The customer made an unboxing video of these not-yet-officially-released cards and stuck it on YouTube. And that's when shit hit the fan. WotC could have DM'd the customer on YouTube and asked if the customer could take down the video and exchange the cards for the ones he'd actually purchased, but instead they sent the actual, literal Pinkertons (a private security/mercinary company known for union busting and lots of illegal quasi-military/quasi-police actions against innocent people) to go harass the customer's neighbors and intimidate (like while sporting assault rifles and body armor and camo -- on the customer's front porch) and bully the customer.

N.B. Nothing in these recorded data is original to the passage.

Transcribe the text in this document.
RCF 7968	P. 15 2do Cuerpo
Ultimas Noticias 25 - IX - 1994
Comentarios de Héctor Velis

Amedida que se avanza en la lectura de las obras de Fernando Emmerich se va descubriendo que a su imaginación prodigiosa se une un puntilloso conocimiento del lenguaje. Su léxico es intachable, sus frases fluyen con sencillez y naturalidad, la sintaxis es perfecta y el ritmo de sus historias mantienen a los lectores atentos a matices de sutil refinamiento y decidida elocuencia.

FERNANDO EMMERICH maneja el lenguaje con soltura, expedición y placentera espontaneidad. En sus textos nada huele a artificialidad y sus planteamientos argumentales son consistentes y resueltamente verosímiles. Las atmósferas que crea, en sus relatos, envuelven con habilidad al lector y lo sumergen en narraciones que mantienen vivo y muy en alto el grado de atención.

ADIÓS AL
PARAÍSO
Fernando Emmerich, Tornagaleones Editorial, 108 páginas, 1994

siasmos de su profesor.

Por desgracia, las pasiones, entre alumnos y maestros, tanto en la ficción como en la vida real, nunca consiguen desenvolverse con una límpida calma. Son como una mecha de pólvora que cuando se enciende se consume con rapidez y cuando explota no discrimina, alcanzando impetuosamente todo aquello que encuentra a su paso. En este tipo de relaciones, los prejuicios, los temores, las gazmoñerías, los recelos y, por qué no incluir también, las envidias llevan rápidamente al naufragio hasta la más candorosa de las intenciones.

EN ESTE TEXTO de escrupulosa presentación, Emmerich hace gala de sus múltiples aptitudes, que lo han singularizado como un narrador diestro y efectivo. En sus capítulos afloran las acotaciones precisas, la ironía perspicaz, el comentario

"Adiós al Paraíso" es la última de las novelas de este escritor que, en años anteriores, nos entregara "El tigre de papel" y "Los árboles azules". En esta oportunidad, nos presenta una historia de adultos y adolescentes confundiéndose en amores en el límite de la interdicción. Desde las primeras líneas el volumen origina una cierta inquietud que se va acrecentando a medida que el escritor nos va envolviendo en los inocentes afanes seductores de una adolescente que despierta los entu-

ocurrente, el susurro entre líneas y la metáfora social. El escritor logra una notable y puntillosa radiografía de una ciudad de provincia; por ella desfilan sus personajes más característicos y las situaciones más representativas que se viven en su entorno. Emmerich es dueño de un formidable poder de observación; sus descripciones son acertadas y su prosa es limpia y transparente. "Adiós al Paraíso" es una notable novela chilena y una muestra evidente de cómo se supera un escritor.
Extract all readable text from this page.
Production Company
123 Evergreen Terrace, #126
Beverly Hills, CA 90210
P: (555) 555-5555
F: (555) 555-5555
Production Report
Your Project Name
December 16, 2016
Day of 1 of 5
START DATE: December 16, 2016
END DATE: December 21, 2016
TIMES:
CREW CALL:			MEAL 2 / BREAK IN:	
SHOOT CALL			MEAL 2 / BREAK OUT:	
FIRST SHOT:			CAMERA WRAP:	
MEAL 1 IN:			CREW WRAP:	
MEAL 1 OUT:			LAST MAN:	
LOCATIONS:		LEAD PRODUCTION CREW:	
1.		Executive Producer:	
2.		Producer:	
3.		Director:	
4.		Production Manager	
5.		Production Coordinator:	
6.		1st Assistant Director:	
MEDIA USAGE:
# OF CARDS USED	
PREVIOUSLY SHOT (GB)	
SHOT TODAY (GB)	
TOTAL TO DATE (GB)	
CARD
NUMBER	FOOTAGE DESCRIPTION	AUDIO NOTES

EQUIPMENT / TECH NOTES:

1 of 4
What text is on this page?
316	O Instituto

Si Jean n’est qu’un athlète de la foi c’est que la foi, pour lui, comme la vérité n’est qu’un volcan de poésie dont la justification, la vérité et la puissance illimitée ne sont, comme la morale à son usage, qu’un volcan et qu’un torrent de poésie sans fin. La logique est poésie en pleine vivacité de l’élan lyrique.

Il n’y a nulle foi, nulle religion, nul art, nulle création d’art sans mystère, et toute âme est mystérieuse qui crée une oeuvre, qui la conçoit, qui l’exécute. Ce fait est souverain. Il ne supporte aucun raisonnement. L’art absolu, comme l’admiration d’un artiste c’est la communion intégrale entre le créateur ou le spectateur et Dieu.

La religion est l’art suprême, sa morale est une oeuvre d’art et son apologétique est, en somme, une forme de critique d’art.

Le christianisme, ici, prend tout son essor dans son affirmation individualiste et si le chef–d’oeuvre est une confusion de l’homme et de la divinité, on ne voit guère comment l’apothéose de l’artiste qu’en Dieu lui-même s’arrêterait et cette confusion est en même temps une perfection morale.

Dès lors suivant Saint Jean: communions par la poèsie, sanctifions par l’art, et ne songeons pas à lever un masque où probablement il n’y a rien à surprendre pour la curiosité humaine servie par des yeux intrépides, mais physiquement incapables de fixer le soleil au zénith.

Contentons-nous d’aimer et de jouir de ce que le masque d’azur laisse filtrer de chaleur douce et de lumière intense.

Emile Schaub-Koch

Now, my understanding is that the customer did nothing legally wrong. The fuck up was the reseller's. The customer was under no legal obligation to return the cards or take down the video or otherwise cooperate in any way. The customer also said in later videos about the whole situation and the visit he got from the Pinkertons that they would totally have fully cooperated if they'd have just contacted him and asked.

As soon as I heard about WotC sending the Pinkertons after a customer, I recommitted to boycotting Hasbro and I intend never to end that boycott. I really didn't expect something far worse to follow right on the heels of the OGL 1.1 fiasco.